France
MPF : un prix toujours stable à 1,433 €
Au regard des stocks de porcs vifs accumulés à la suite d’un mois de mai déficitaire en jours d’activité, il était peu probable que le prix évolue la semaine dernière. Les deux séances de vente ont finalement confirmé un équilibre par défaut, dans l’attente d’un retour à la normale des départs d’animaux. L’amplitude des enchères reste très faible et la majorité d’entre elles se positionne à la moyenne de 1,433 €. La position des acheteurs demeure donc ferme et constante, tandis que les vendeurs attendent une meilleure fluidité des enlèvements avant d’envisager toute action visant à mettre le marché sous pression.
Uniporc : une activité perturbée
Contrairement aux précédentes semaines à quatre jours, la semaine dernière comptabilise moins de 300 000 porcs, un niveau inférieur à une activité normale. Si certains abattoirs avaient choisi de travailler le lundi, il faut également tenir compte des perturbations liées à la grève des services vétérinaires dans les abattoirs d’Ille-et- Vilaine. Malgré cela, les poids sont en recul, un phénomène probablement amplifié par les fortes chaleurs observées la semaine passée.
Union européenne
Après le week-end de Pentecôte, le marché allemand du porc présente des situations contrastées selon les régions, mais l’équilibre entre l’offre et la demande reste globalement satisfaisant. Des excédents d’offre et des poids plus élevés sont toutefois signalés dans le nord-ouest et l’est du pays, tandis que certains abattoirs ont réduit leurs achats en raison de problèmes techniques. Le prix directeur allemand est maintenu à 1,60 €/kg. Les températures estivales et les barbecues de Pentecôte ont soutenu la demande en viande porcine, entraînant des besoins de réapprovisionnement et quelques tensions sur certaines pièces comme les échines.
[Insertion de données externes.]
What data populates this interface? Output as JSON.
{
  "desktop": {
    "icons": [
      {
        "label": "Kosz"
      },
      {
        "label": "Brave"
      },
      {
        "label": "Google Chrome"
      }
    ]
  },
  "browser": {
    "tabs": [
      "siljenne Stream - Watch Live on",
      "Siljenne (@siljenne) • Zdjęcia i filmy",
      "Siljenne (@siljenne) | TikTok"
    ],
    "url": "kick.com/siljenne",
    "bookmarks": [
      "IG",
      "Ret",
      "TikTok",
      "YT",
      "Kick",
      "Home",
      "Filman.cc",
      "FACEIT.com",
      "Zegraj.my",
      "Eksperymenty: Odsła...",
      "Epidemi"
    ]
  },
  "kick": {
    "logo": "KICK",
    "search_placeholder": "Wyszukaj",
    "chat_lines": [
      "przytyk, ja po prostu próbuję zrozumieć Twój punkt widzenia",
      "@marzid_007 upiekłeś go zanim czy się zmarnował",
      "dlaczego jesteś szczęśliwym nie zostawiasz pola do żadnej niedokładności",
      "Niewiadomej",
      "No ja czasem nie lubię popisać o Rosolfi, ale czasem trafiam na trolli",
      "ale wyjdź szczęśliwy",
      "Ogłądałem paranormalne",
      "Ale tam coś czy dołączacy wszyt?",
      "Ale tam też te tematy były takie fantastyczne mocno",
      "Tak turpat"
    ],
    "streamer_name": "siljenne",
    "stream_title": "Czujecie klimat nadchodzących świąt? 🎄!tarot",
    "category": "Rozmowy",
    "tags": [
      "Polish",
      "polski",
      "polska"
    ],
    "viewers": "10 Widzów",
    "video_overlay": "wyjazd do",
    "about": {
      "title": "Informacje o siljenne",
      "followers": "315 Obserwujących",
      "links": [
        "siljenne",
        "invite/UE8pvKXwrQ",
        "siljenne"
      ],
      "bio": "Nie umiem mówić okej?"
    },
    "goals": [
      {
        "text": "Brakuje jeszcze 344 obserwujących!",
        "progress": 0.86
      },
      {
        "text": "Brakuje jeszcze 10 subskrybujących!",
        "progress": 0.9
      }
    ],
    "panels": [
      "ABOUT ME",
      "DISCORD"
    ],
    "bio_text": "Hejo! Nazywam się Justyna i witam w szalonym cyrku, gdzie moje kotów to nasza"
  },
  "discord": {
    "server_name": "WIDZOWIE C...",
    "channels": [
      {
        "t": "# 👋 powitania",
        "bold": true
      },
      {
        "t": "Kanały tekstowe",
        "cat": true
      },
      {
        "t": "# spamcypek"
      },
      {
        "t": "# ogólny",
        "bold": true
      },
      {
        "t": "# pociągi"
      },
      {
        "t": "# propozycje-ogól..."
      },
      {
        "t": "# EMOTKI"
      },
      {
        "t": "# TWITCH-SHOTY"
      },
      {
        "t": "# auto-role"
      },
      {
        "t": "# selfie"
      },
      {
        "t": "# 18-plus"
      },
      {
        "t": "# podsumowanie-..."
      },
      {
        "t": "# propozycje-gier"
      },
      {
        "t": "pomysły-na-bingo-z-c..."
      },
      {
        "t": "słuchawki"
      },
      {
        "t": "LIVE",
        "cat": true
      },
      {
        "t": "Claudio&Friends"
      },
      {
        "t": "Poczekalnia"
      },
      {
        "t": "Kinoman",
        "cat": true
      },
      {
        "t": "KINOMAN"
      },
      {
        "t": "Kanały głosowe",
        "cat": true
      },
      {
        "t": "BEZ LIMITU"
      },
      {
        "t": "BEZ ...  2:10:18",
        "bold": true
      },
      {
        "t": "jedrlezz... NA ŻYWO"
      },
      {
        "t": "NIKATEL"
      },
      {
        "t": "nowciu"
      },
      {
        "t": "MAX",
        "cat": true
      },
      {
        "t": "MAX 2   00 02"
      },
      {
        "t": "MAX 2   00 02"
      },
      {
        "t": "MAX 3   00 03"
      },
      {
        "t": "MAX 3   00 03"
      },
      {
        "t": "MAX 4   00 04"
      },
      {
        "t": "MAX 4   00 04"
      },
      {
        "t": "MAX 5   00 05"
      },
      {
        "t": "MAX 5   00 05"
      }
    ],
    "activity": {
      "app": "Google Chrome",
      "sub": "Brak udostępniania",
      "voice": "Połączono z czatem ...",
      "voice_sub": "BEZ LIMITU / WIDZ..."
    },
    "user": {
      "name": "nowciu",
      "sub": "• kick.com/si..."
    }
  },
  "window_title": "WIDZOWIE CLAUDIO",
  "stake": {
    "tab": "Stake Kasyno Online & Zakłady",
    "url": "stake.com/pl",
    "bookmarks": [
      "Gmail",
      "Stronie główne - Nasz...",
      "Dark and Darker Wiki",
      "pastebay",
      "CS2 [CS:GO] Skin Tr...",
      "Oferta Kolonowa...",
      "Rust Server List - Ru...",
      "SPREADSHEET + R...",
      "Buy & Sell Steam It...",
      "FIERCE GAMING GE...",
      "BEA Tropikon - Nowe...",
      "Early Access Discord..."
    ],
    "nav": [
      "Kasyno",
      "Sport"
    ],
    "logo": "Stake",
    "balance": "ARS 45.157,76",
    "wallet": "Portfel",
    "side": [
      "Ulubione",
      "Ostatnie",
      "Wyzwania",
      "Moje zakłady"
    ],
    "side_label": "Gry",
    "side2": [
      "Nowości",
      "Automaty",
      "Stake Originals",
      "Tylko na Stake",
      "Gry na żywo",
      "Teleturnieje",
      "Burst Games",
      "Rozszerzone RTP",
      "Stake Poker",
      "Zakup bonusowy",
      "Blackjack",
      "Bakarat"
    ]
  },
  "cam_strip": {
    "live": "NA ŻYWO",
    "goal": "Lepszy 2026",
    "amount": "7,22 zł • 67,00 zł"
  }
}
En Espagne, six mois après le retour de la PPA en Espagne, la situation sanitaire reste contenue aux populations de sangliers, sans aucun cas détecté dans les élevages porcins. Malgré 325 cas confirmés chez les sangliers, les mesures de lutte semblent efficaces et le prix du porc espagnol a presque retrouvé son niveau d’avant-crise. L’offre est toutefois restée abondante au premier trimestre, avec une hausse des abattages et de la production de viande, pesant sur les revenus des éleveurs et les marchés européens. Depuis quelques semaines, la baisse rapide des poids traduit un recul de l’offre de porcs disponible, accentué par la diminution des mises en place de porcelets et bientôt par les effets des fortes chaleurs. Cette contraction de l’offre soutient progressivement les prix, mais la demande européenne demeure atone et les hausses restent limitées. Pour l’été 2026, le marché pourrait bénéficier d’une offre plus restreinte dans l’UE et d’une forte activité touristique, même si les perspectives restent incertaines dans un contexte de consommation prudente.

États-Unis et Chine
Le marché américain demeure remarquablement stable. Depuis plusieurs semaines, les prix évoluent dans une fourchette étroite, tandis que la valeur des découpes ne progresse que légèrement. La hausse de prix des côtes et de l’épaule compense le recul du flanc. Les abattages restent inférieurs à ceux de l’an dernier, traduisant une offre un peu plus limitée. Par ailleurs, la forte inflation du prix du bœuf continue de soutenir la consommation de porc. Les perspectives restent globalement favorables à l’approche de la période estivale.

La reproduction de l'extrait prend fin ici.